A Hybrid Approach for Intrusion Detection in the Internet of Things Using Harris Hawks Optimization and Deep Learning Algorithms
Subject Areas : Majlesi Journal of Telecommunication Devices
Reza Kohan
1
,
Hamid Barati
2
*
,
Ali Barati
3
1 - دانشکده هوش مصنوعی و فناوری های اجتماعی و پیشرفته، واحد دزفول، دانشگاه آزاد اسلامی، دزفول، ایران
2 - دانشکده هوش مصنوعی و فناوری های اجتماعی و پیشرفته، واحد دزفول، دانشگاه آزاد اسلامی، دزفول، ایران
3 - دانشکده هوش مصنوعی و فناوری های اجتماعی و پیشرفته، واحد دزفول، دانشگاه آزاد اسلامی، دزفول، ایران
Keywords: Intrusion Detection, Internet of Things, Harris Hawks Optimization, Neural Network, Learning Automata,
Abstract :
Intrusion detection in Internet of Things (IoT)-based smart cities is essential due to the increasing volume and complexity of cyberattacks. Traditional detection systems face two major challenges: achieving high accuracy and minimizing false alarms, particularly in large-scale and heterogeneous IoT networks. This paper proposes a novel hybrid intrusion detection system that combines Harris Hawks Optimization (HHO) for feature selection with a multi-layer neural network enhanced by learning automata for adaptive classification. The HHO algorithm efficiently reduces input dimensionality by selecting the most relevant features, while the learning automata optimize the network's weights dynamically, improving training stability and robustness. The proposed system is evaluated using the KDDCup99 dataset under both binary and multiclass scenarios.
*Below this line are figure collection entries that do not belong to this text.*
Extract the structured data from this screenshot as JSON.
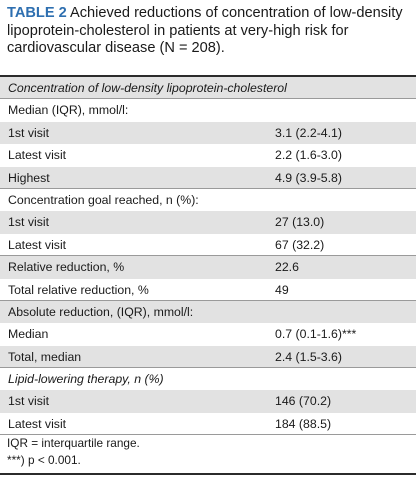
{
  "caption": {
    "label": "TABLE 2",
    "text": "Achieved reductions of concentration of low-density lipoprotein-cholesterol in patients at very-high risk for cardiovascular disease (N = 208)."
  },
  "rows": [
    {
      "label": "Concentration of low-density lipoprotein-cholesterol",
      "value": ""
    },
    {
      "label": "Median (IQR), mmol/l:",
      "value": ""
    },
    {
      "label": "1st visit",
      "value": "3.1 (2.2-4.1)"
    },
    {
      "label": "Latest visit",
      "value": "2.2 (1.6-3.0)"
    },
    {
      "label": "Highest",
      "value": "4.9 (3.9-5.8)"
    },
    {
      "label": "Concentration goal reached, n (%):",
      "value": ""
    },
    {
      "label": "1st visit",
      "value": "27 (13.0)"
    },
    {
      "label": "Latest visit",
      "value": "67 (32.2)"
    },
    {
      "label": "Relative reduction, %",
      "value": "22.6"
    },
    {
      "label": "Total relative reduction, %",
      "value": "49"
    },
    {
      "label": "Absolute reduction, (IQR), mmol/l:",
      "value": ""
    },
    {
      "label": "Median",
      "value": "0.7 (0.1-1.6)***"
    },
    {
      "label": "Total, median",
      "value": "2.4 (1.5-3.6)"
    },
    {
      "label": "Lipid-lowering therapy, n (%)",
      "value": ""
    },
    {
      "label": "1st visit",
      "value": "146 (70.2)"
    },
    {
      "label": "Latest visit",
      "value": "184 (88.5)"
    }
  ],
  "footnotes": {
    "iqr": "IQR = interquartile range.",
    "sig": "***) p < 0.001."
  }
}
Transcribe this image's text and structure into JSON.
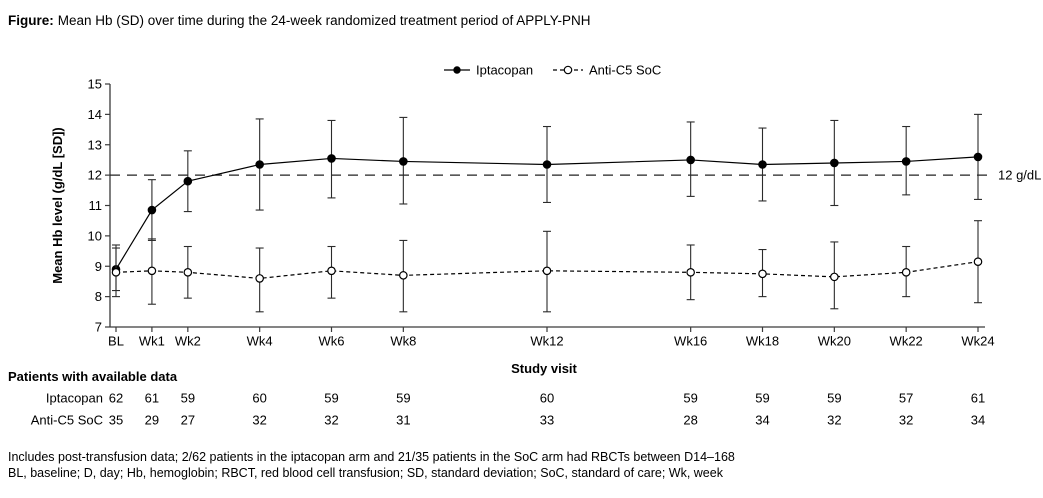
{
  "title": {
    "prefix": "Figure:",
    "text": "Mean Hb (SD) over time during the 24-week randomized treatment period of APPLY-PNH"
  },
  "chart_data": {
    "type": "line",
    "x_axis_label": "Study visit",
    "y_axis_label": "Mean Hb level (g/dL [SD])",
    "ylim": [
      7,
      15
    ],
    "y_ticks": [
      7,
      8,
      9,
      10,
      11,
      12,
      13,
      14,
      15
    ],
    "categories": [
      "BL",
      "Wk1",
      "Wk2",
      "Wk4",
      "Wk6",
      "Wk8",
      "Wk12",
      "Wk16",
      "Wk18",
      "Wk20",
      "Wk22",
      "Wk24"
    ],
    "x_weeks": [
      0,
      1,
      2,
      4,
      6,
      8,
      12,
      16,
      18,
      20,
      22,
      24
    ],
    "grid": false,
    "legend_position": "top-center",
    "reference_line": {
      "value": 12,
      "label": "12 g/dL"
    },
    "series": [
      {
        "name": "Iptacopan",
        "marker": "filled-circle",
        "line_style": "solid",
        "values": [
          8.9,
          10.85,
          11.8,
          12.35,
          12.55,
          12.45,
          12.35,
          12.5,
          12.35,
          12.4,
          12.45,
          12.6
        ],
        "upper": [
          9.7,
          11.85,
          12.8,
          13.85,
          13.8,
          13.9,
          13.6,
          13.75,
          13.55,
          13.8,
          13.6,
          14.0
        ],
        "lower": [
          8.2,
          9.85,
          10.8,
          10.85,
          11.25,
          11.05,
          11.1,
          11.3,
          11.15,
          11.0,
          11.35,
          11.2
        ]
      },
      {
        "name": "Anti-C5 SoC",
        "marker": "open-circle",
        "line_style": "dashed",
        "values": [
          8.8,
          8.85,
          8.8,
          8.6,
          8.85,
          8.7,
          8.85,
          8.8,
          8.75,
          8.65,
          8.8,
          9.15
        ],
        "upper": [
          9.6,
          9.9,
          9.65,
          9.6,
          9.65,
          9.85,
          10.15,
          9.7,
          9.55,
          9.8,
          9.65,
          10.5
        ],
        "lower": [
          8.0,
          7.75,
          7.95,
          7.5,
          7.95,
          7.5,
          7.5,
          7.9,
          8.0,
          7.6,
          8.0,
          7.8
        ]
      }
    ]
  },
  "table": {
    "heading": "Patients with available data",
    "rows": [
      {
        "label": "Iptacopan",
        "values": [
          62,
          61,
          59,
          60,
          59,
          59,
          60,
          59,
          59,
          59,
          57,
          61
        ]
      },
      {
        "label": "Anti-C5 SoC",
        "values": [
          35,
          29,
          27,
          32,
          32,
          31,
          33,
          28,
          34,
          32,
          32,
          34
        ]
      }
    ]
  },
  "footnotes": [
    "Includes post-transfusion data; 2/62 patients in the iptacopan arm and 21/35 patients in the SoC arm had RBCTs between D14–168",
    "BL, baseline; D, day; Hb, hemoglobin; RBCT, red blood cell transfusion; SD, standard deviation; SoC, standard of care; Wk, week"
  ],
  "colors": {
    "foreground": "#000000",
    "axis": "#3a3a3a",
    "error_bar": "#2b2b2b",
    "background": "#ffffff"
  }
}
Experimental results show an average accuracy of 96.53%, a true positive rate (TPR) of 94.91%, and a false positive rate (FPR) of 2.80%. Compared to recent baseline models, the proposed method demonstrates superior performance in accuracy and false alarm reduction, confirming its suitability for real-time intrusion detection in dynamic IoT-based environments.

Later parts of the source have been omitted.